There are three ways to treat cancer. The oldest, simplest, and most common treatment is surgery—just removing the cancer. The second is radiation therapy, which can kill localized malignancies. The third, and the most useful in treating a systemic cancer like Mr. Dunkleberg’s, is chemotherapy—the injection into the bloodstream of various chemicals so toxic that they can kill cancer (and other) cells. All three cause tremendous visible harm to the body. In most hospitals the average patient lying in his bed doesn’t look very bad; not so at Anderson. The surgery patients are often missing a leg or an arm. The radiation patients have badly burned skin and black lines on their bodies that mark the treated areas. The chemotherapy patients look worst of all. Chemotherapy almost always makes the hair fall out, so a chemotherapy patient is easily recognizable by baldness and lack of eyebrows. It often causes sterility, hormone imbalances that make the body look strange and puffy, and severe attacks of vomiting (for which the best-known antidote is marijuana, which younger patients smoke before coming in for their therapy and older patients often ask their doctors to prescribe for them—without success, since it is against the law in Texas).
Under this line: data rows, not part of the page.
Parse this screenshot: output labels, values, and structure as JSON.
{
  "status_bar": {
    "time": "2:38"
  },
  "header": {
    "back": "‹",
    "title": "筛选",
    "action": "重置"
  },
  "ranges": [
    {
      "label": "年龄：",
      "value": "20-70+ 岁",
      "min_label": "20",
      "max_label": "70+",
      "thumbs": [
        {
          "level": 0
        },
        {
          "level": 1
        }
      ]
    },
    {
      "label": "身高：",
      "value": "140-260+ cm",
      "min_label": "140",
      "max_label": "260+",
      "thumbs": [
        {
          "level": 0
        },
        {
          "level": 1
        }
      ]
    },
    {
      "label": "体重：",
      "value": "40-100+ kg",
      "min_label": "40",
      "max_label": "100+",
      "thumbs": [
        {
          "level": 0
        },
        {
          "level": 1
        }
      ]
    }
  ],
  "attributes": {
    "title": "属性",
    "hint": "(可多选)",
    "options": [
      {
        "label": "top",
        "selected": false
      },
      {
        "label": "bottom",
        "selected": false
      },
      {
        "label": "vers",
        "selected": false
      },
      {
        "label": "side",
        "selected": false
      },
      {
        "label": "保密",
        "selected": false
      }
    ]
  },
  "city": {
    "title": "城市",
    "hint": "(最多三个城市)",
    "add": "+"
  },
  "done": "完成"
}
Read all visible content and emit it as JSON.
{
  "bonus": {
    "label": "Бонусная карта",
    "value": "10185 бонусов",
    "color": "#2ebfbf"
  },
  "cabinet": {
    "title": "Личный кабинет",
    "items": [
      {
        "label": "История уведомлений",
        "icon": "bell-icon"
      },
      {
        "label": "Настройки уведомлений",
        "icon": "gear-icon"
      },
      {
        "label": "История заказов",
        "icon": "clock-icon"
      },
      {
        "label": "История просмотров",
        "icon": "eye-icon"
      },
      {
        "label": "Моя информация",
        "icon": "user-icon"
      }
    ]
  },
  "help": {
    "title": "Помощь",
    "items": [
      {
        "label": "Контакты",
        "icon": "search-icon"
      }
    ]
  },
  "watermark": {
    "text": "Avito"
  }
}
One day in December I went on rounds at Anderson Hospital with a team of hematologists, specialists in cancers of the blood and lymph systems. The first patient they saw was a high school football coach from West Texas, a big, handsome man with silver hair who had myeloma, cancer of the bone marrow. Myeloma causes the bones to become thin, so that any movement is extremely painful. The coach was obviously a proud, brave man, and this was the first physical problem in his life that was beyond his ability to handle. That, as much as the pain, was tearing him apart. “I raised up a little today, but I started to break out in a sweat,” he told the doctors. “I want to get up and walk. I still think I could get up and hold onto something if I knew what angle to use. But then, if it bites you . . . boy, when it grabs you like that, I do not know how a human being stands it.”

Leaving the coach’s room, the doctors saw a woman leaning against the counter of the nurses’ station, crying in the loud, barking sobs of someone who has lost control. Her husband, a lymphoma patient, had just arrested — his heart had stopped beating. Inside his room, doctors and nurses were pounding on his chest, trying to revive him. In a minute or two his heart started beating again. That night he arrested twice more and was twice revived; and the next week, his cancer at bay, he went home. But there was no way for his wife to know that just then. Even if she didn’t think he was dead, it must at that moment have seemed just too much — the lengthy illness, living in the hospital, doctors pounding on her poor husband’s chest. A cancer hospital is an emotionally overwhelming place.